In GitPython, I can iterate separately the diff information for every change in the tree by calling the diff()
method between different commit objects. If I call diff()
with the create_patch=True
keyword argument, a patch string is created for every change (additions, deletions, renames) which I can access through the created diff
object, and dissect for the changes.
However, I don't have a parent to compare to with the first commit.
import git
from git.compat import defenc
repo = git.Repo("path_to_my_repo")
commits = list(repo.iter_commits('master'))
commits.reverse()
for i in commits:
if not i.parents:
# First commit, don't know what to do
continue
else:
# Has a parent
diff = i.diff(i.parents[0], create_patch=True)
for k in diff:
try:
# Get the patch message
msg = k.diff.decode(defenc)
print(msg)
except UnicodeDecodeError:
continue
You can use the method
diff = repo.git.diff_tree(i.hexsha, '--', root=True)
But this calls git diff
on the whole tree with the given arguments, returns a string and I cannot get the information for every file separately.

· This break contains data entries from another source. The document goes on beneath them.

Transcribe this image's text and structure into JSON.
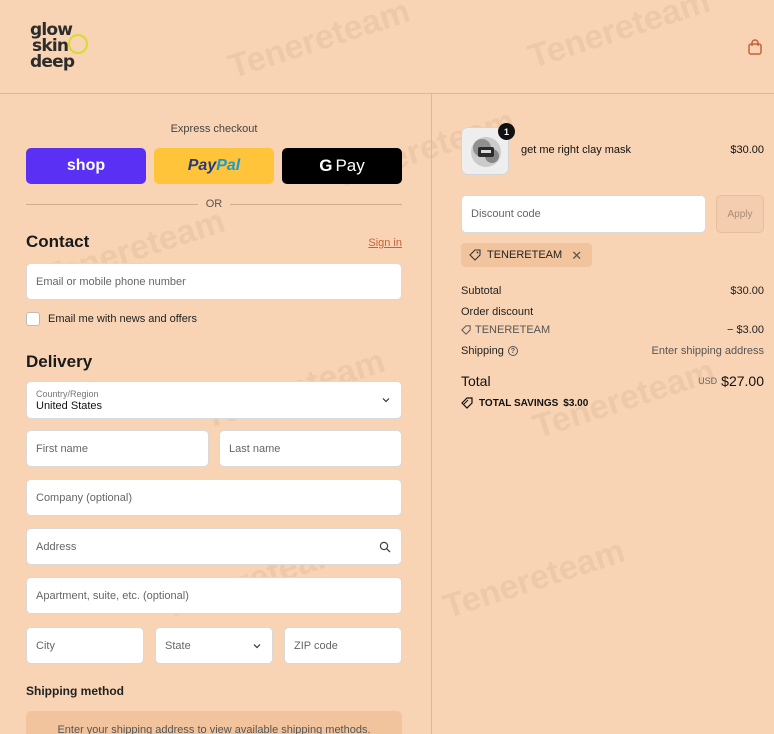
{
  "brand": {
    "logo_line1": "glow",
    "logo_line2": "skin",
    "logo_line3": "deep"
  },
  "express": {
    "title": "Express checkout",
    "shop_label": "shop",
    "paypal_label_a": "Pay",
    "paypal_label_b": "Pal",
    "gpay_g": "G",
    "gpay_label": "Pay",
    "or_label": "OR"
  },
  "contact": {
    "title": "Contact",
    "sign_in": "Sign in",
    "email_placeholder": "Email or mobile phone number",
    "newsletter_label": "Email me with news and offers"
  },
  "delivery": {
    "title": "Delivery",
    "country_label": "Country/Region",
    "country_value": "United States",
    "first_name": "First name",
    "last_name": "Last name",
    "company": "Company (optional)",
    "address": "Address",
    "apartment": "Apartment, suite, etc. (optional)",
    "city": "City",
    "state": "State",
    "zip": "ZIP code"
  },
  "shipping_method": {
    "title": "Shipping method",
    "message": "Enter your shipping address to view available shipping methods."
  },
  "order": {
    "item_qty": "1",
    "item_name": "get me right clay mask",
    "item_price": "$30.00",
    "discount_placeholder": "Discount code",
    "apply_label": "Apply",
    "applied_code": "TENERETEAM",
    "subtotal_label": "Subtotal",
    "subtotal_value": "$30.00",
    "order_discount_label": "Order discount",
    "discount_code": "TENERETEAM",
    "discount_value": "− $3.00",
    "shipping_label": "Shipping",
    "shipping_value": "Enter shipping address",
    "total_label": "Total",
    "currency": "USD",
    "total_value": "$27.00",
    "savings_label": "TOTAL SAVINGS",
    "savings_value": "$3.00"
  },
  "watermark": "Tenereteam",
  "colors": {
    "shop": "#5a31f4",
    "paypal": "#ffc439",
    "gpay": "#000000",
    "page_bg": "#f9d4b4",
    "accent": "#c7613b"
  }
}
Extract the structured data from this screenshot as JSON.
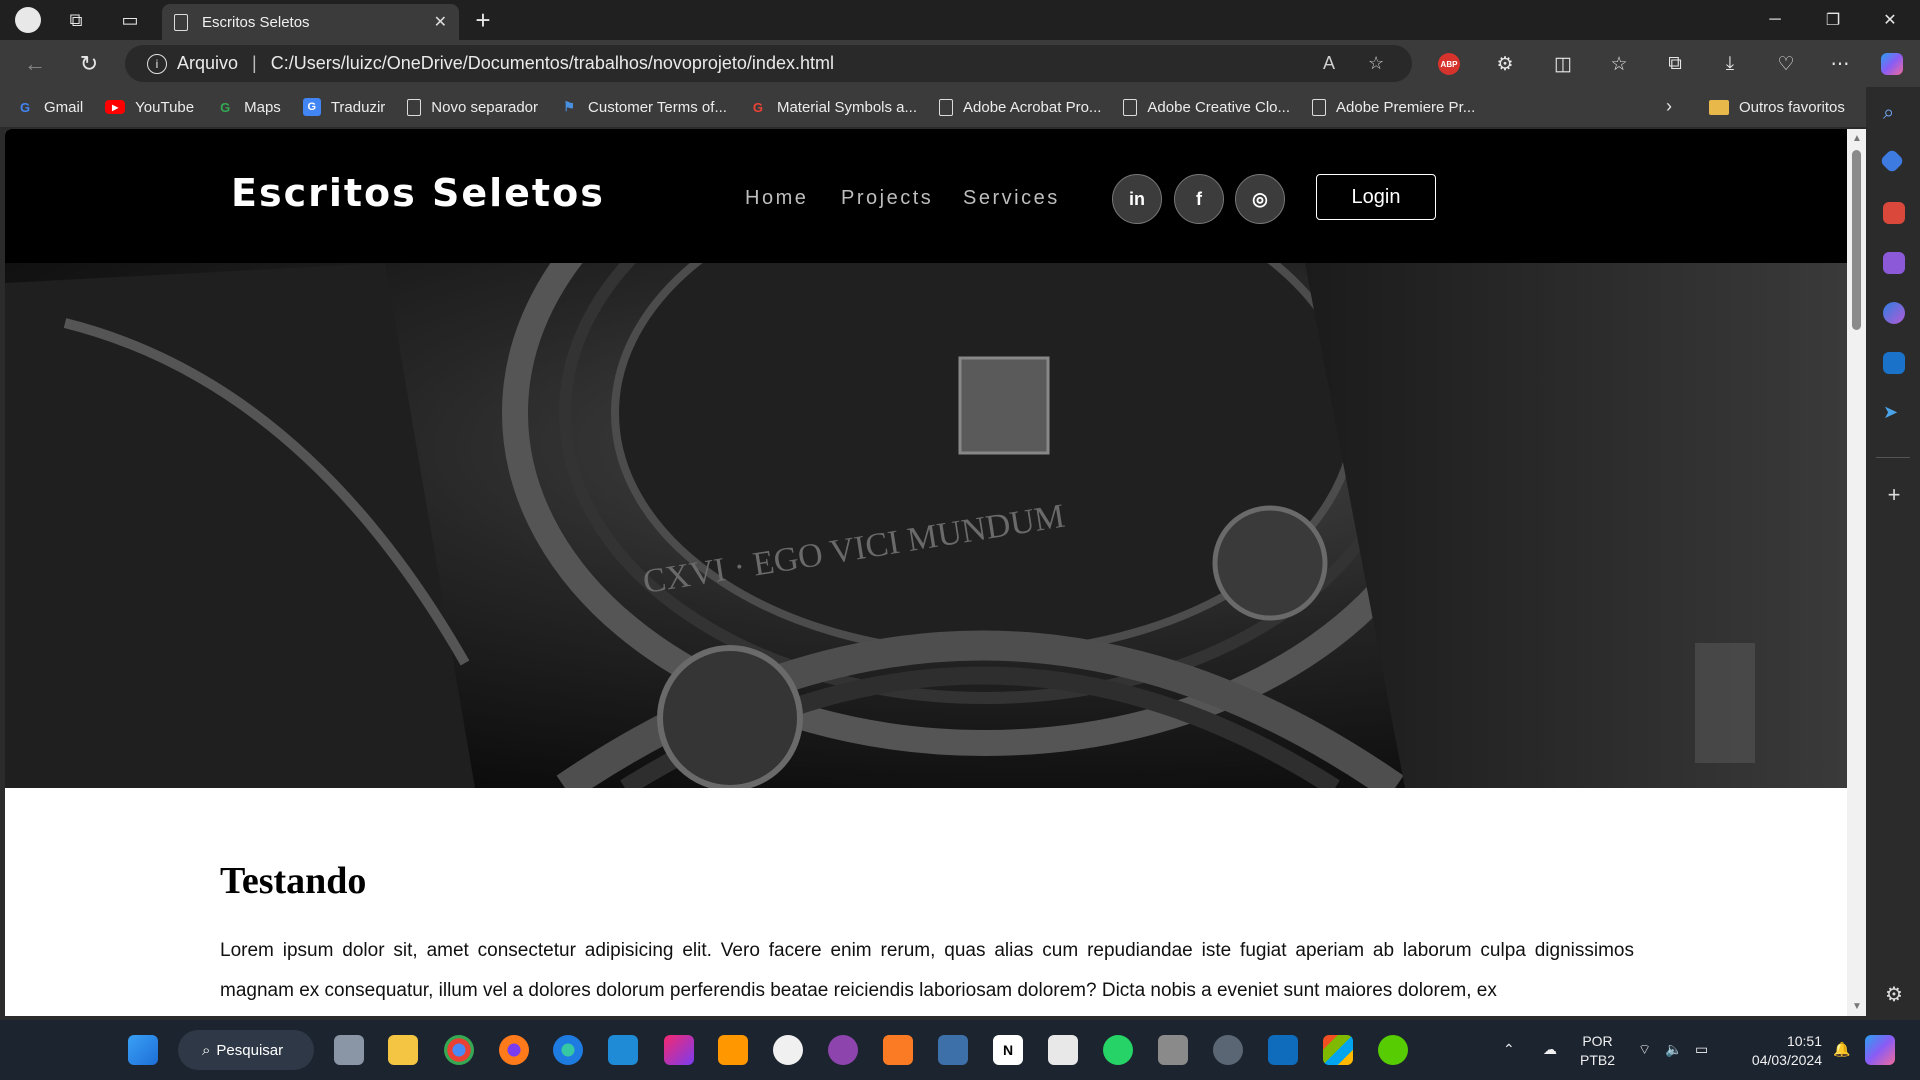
{
  "browser": {
    "tab_title": "Escritos Seletos",
    "address_label": "Arquivo",
    "address_url": "C:/Users/luizc/OneDrive/Documentos/trabalhos/novoprojeto/index.html",
    "abp_label": "ABP",
    "bookmarks": [
      {
        "label": "Gmail",
        "icon": "G"
      },
      {
        "label": "YouTube",
        "icon": "▶"
      },
      {
        "label": "Maps",
        "icon": "G"
      },
      {
        "label": "Traduzir",
        "icon": "G"
      },
      {
        "label": "Novo separador",
        "icon": "page"
      },
      {
        "label": "Customer Terms of...",
        "icon": "flag"
      },
      {
        "label": "Material Symbols a...",
        "icon": "G"
      },
      {
        "label": "Adobe Acrobat Pro...",
        "icon": "page"
      },
      {
        "label": "Adobe Creative Clo...",
        "icon": "page"
      },
      {
        "label": "Adobe Premiere Pr...",
        "icon": "page"
      }
    ],
    "other_favorites": "Outros favoritos"
  },
  "site": {
    "brand": "Escritos Seletos",
    "nav": [
      "Home",
      "Projects",
      "Services"
    ],
    "social": [
      "in",
      "f",
      "◎"
    ],
    "login": "Login",
    "hero_inscription": "CXVI · EGO VICI MUNDUM",
    "heading": "Testando",
    "paragraph": "Lorem ipsum dolor sit, amet consectetur adipisicing elit. Vero facere enim rerum, quas alias cum repudiandae iste fugiat aperiam ab laborum culpa dignissimos magnam ex consequatur, illum vel a dolores dolorum perferendis beatae reiciendis laboriosam dolorem? Dicta nobis a eveniet sunt maiores dolorem, ex"
  },
  "taskbar": {
    "search": "Pesquisar",
    "lang_top": "POR",
    "lang_bottom": "PTB2",
    "time": "10:51",
    "date": "04/03/2024"
  },
  "colors": {
    "header_bg": "#000000",
    "browser_chrome": "#3b3b3b",
    "taskbar": "#1c2430",
    "abp_red": "#d6332d"
  }
}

Maybe, there is a way to create a root
object of some sorts. How can I get the first changes in a repository?
EDIT
A dirty workaround seems to be comparing to the empty tree by directly using its hash:
EMPTY_TREE_SHA = "4b825dc642cb6eb9a060e54bf8d69288fbee4904"
....
if not i.parents:
diff = i.diff(EMPTY_TREE_SHA, create_patch=True, **diffArgs)
else:
diff = i.diff(i.parents[0], create_patch=True, **diffArgs)
But this hardly seems like a real solution. Other answers are still welcome.